For those involved in the chain of financial services provision that is increasingly becoming more “digital”, this judgment has flagged up a new understanding of core issues. In particular, it forces more granular reflection on:

• the kinds of data that can and should be collected, keeping in mind values of privacy and dignity of the individual;
• the kind of data mining and algorithmic techniques that can be used, keeping in mind that such techniques cannot infringe privacy and liberty, autonomy and free choice, and equality of all individuals;
• whether individuals’ reasonable expectations of privacy can vary based on categories and context of data; and
• how a fair, just and reasonable law can help us find a way to ensure that the use of personal data is tied to legitimate proportionate objectives and interests.
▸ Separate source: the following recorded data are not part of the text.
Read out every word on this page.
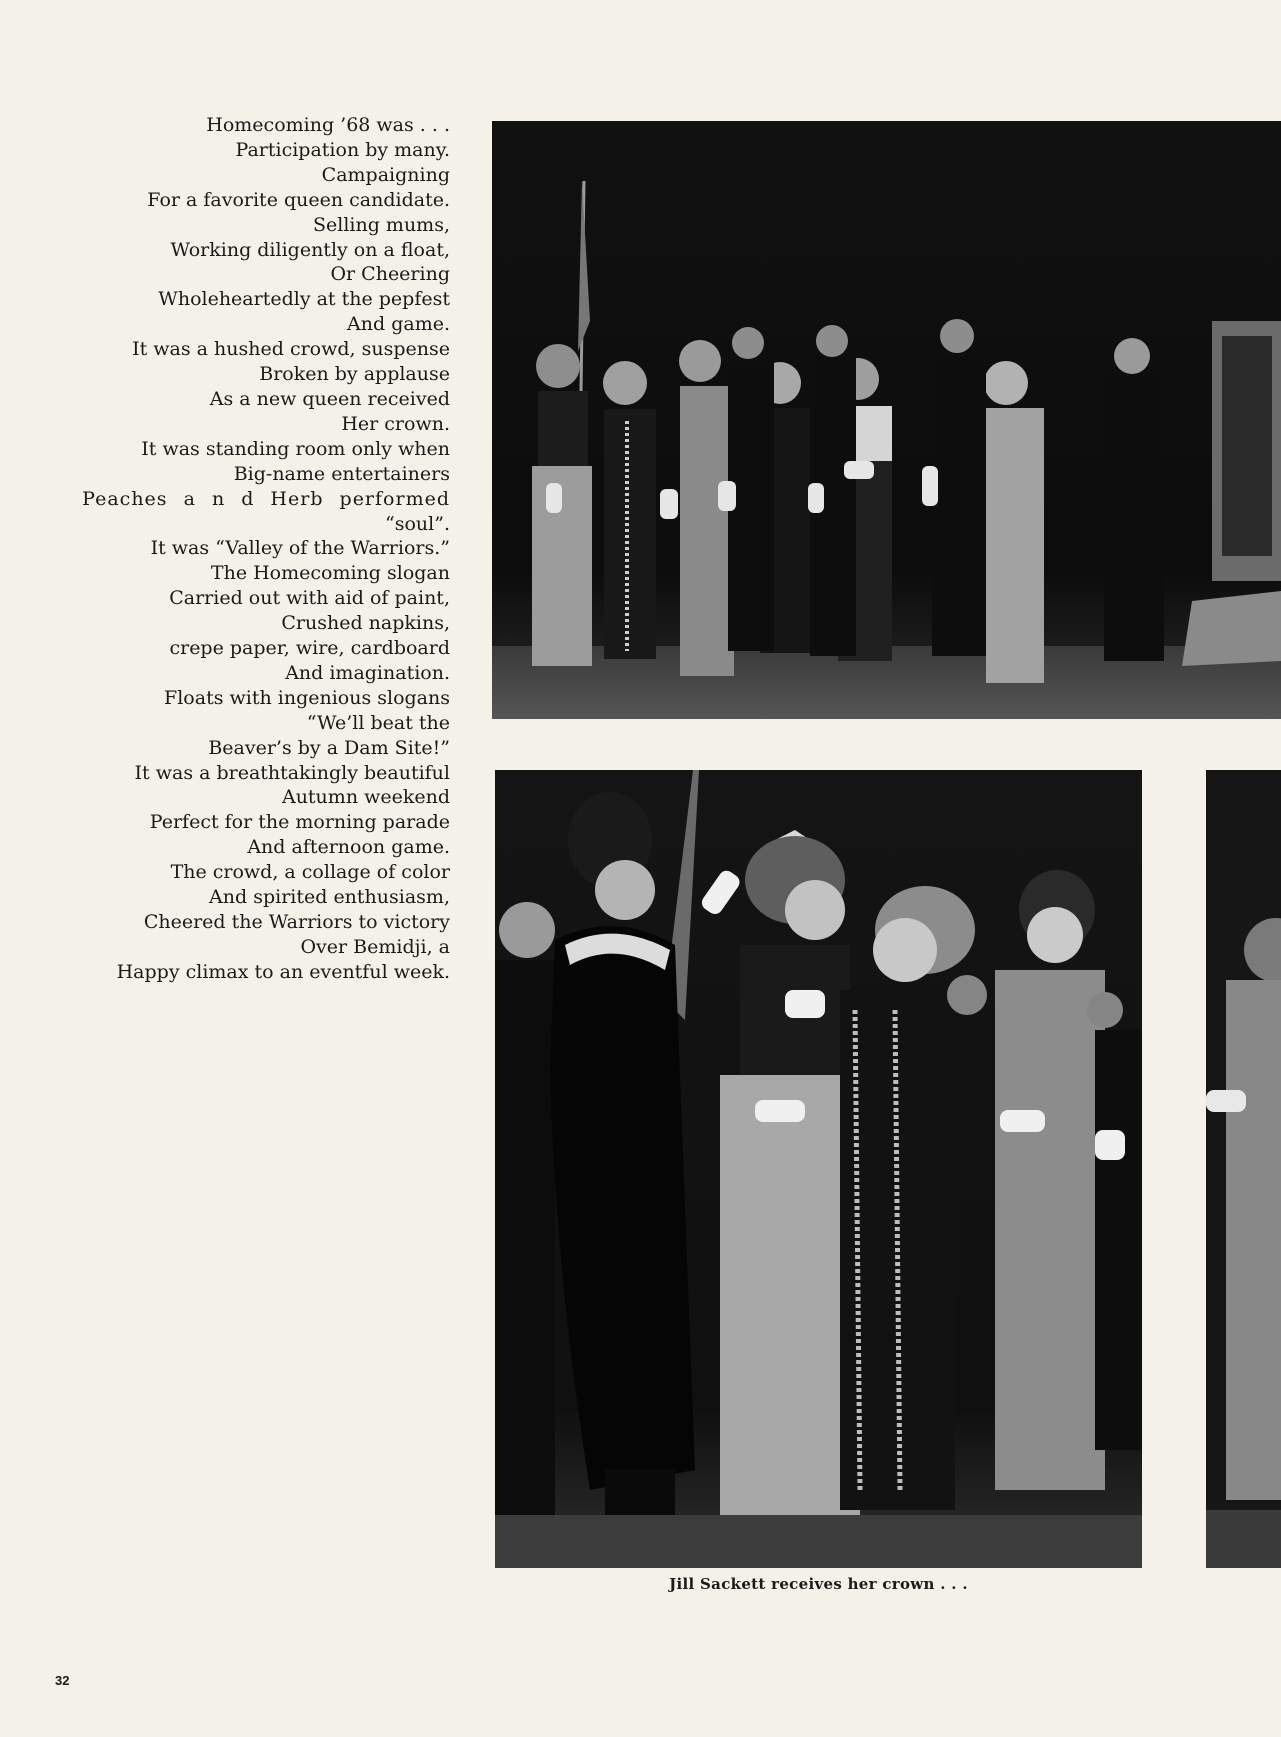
Homecoming ’68 was . . .
Participation by many.
Campaigning
For a favorite queen candidate.
Selling mums,
Working diligently on a float,
Or Cheering
Wholeheartedly at the pepfest
And game.
It was a hushed crowd, suspense
Broken by applause
As a new queen received
Her crown.
It was standing room only when
Big-name entertainers
Peaches a n d Herb performed
“soul”.
It was “Valley of the Warriors.”
The Homecoming slogan
Carried out with aid of paint,
Crushed napkins,
crepe paper, wire, cardboard
And imagination.
Floats with ingenious slogans
“We’ll beat the
Beaver’s by a Dam Site!”
It was a breathtakingly beautiful
Autumn weekend
Perfect for the morning parade
And afternoon game.
The crowd, a collage of color
And spirited enthusiasm,
Cheered the Warriors to victory
Over Bemidji, a
Happy climax to an eventful week.
Jill Sackett receives her crown . . .
32
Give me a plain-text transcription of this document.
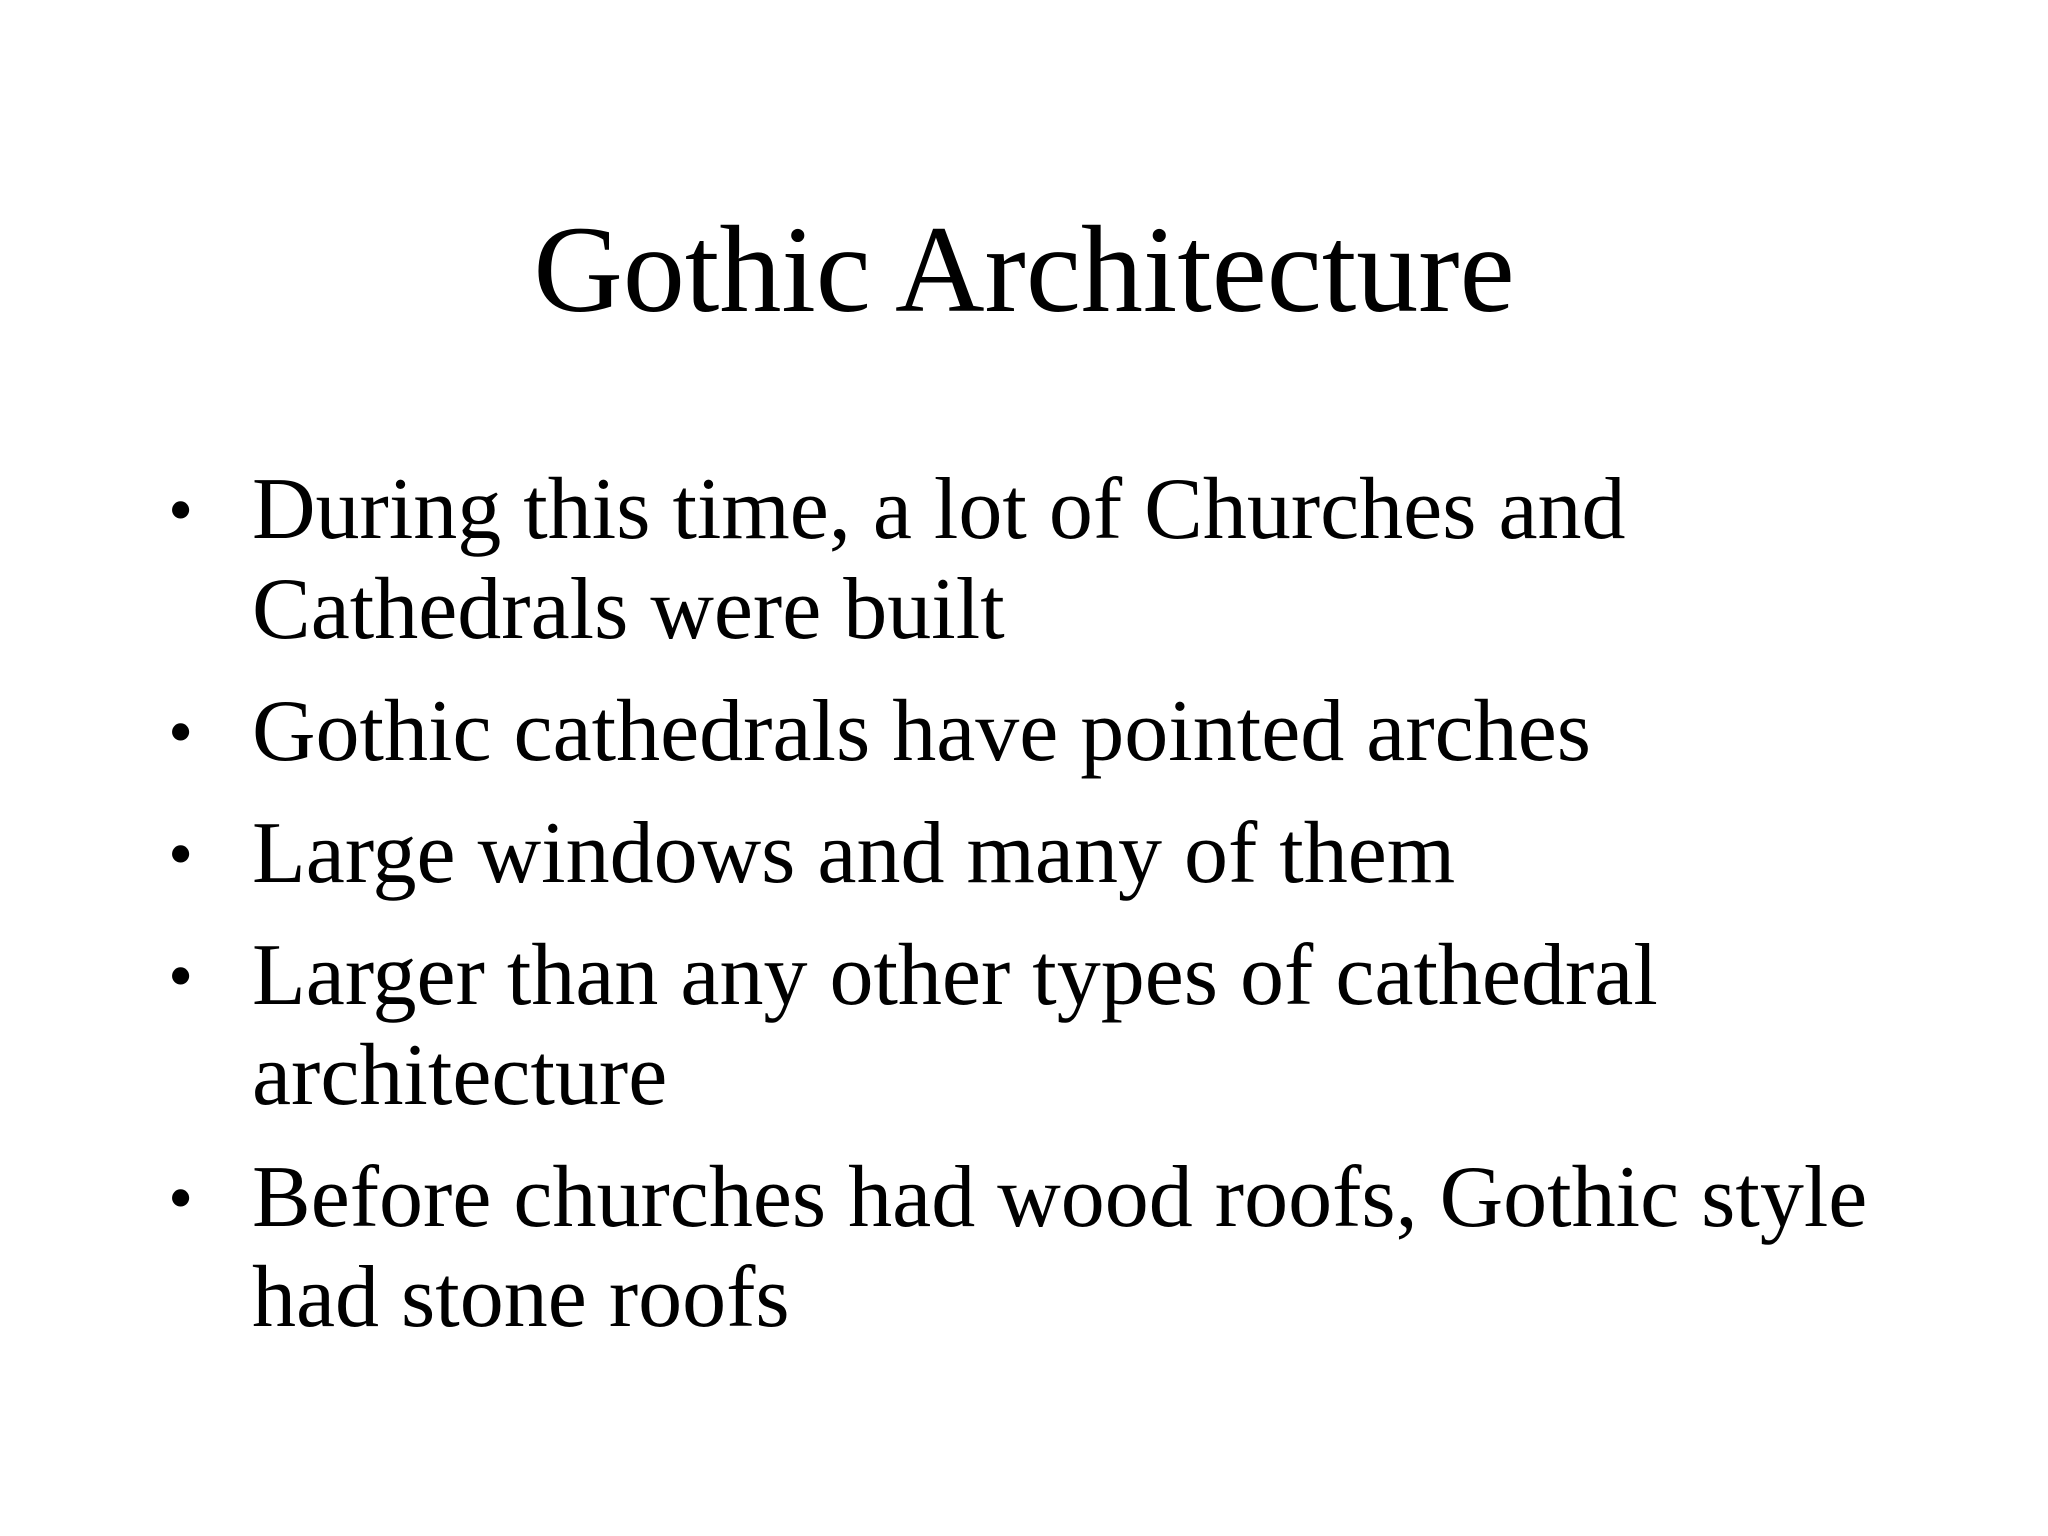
Gothic Architecture
• During this time, a lot of Churches and Cathedrals were built
• Gothic cathedrals have pointed arches
• Large windows and many of them
• Larger than any other types of cathedral architecture
• Before churches had wood roofs, Gothic style had stone roofs
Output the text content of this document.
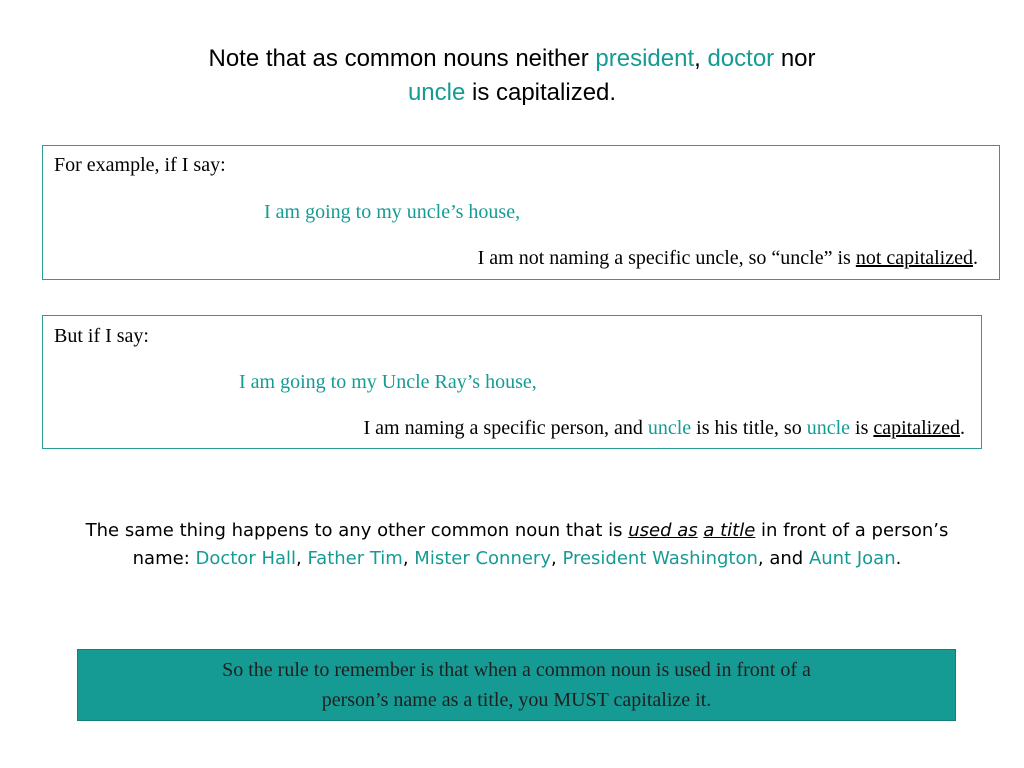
Note that as common nouns neither president, doctor nor
uncle is capitalized.
For example, if I say:
I am going to my uncle’s house,
I am not naming a specific uncle, so “uncle” is not capitalized.
But if I say:
I am going to my Uncle Ray’s house,
I am naming a specific person, and uncle is his title, so uncle is capitalized.
The same thing happens to any other common noun that is used as a title in front of a person’s name: Doctor Hall, Father Tim, Mister Connery, President Washington, and Aunt Joan.
So the rule to remember is that when a common noun is used in front of a
person’s name as a title, you MUST capitalize it.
This judgement has moved the gears for privacy and data protection in the country, ushering us into an era of change where we are seeing data protection laws globally being re-purposed for rapidly evolving technological advancements. All this will require a shift in our understanding of liability, and for our practices around accountability and reporting. All of this will need to be tackled by new data protection regulation and updating appropriate financial sector regulation – and ultimately, in the way in which our day-to-day data practices evolve within government, industry and between citizens of India.

—-

[1] Justice Puttaswamy & Anr v. Union of India & Ors, ALL WP(C) No.494 of 2012, DY Chandrachud, J at page 213. (Puttaswamy).

[2] ibid, page 262.

[3] supra n 1, para 169, page 246.

[4] Kesavananda Bharati v. State of Kerala, (1973) 4 SCC 225.

[5] Ibid, para 666, pages 486-487 cited in Puttaswamy, para 108, page 105.

[6] supra n.1, para 170 – 185, pages 246 – 260.

[7] supra n.1, Kaul J at para 71, page 27.

[8] The argument of some respondents (including the UIDAI) was that the right to privacy is a common law right. This would mean it was applicable to state and non-state actors. As noted by Bobde, J in Puttaswamy, a right can be simultaneously recognised as a common law and constitutional law right. Bobde, J also noted that the content of privacy in both forms (common and constitutional) is identical, which gives rise for the potential for similar considerations to apply across state and non-state actors. See Puttaswamy, Bobde, J at para 17-18, page 15-16.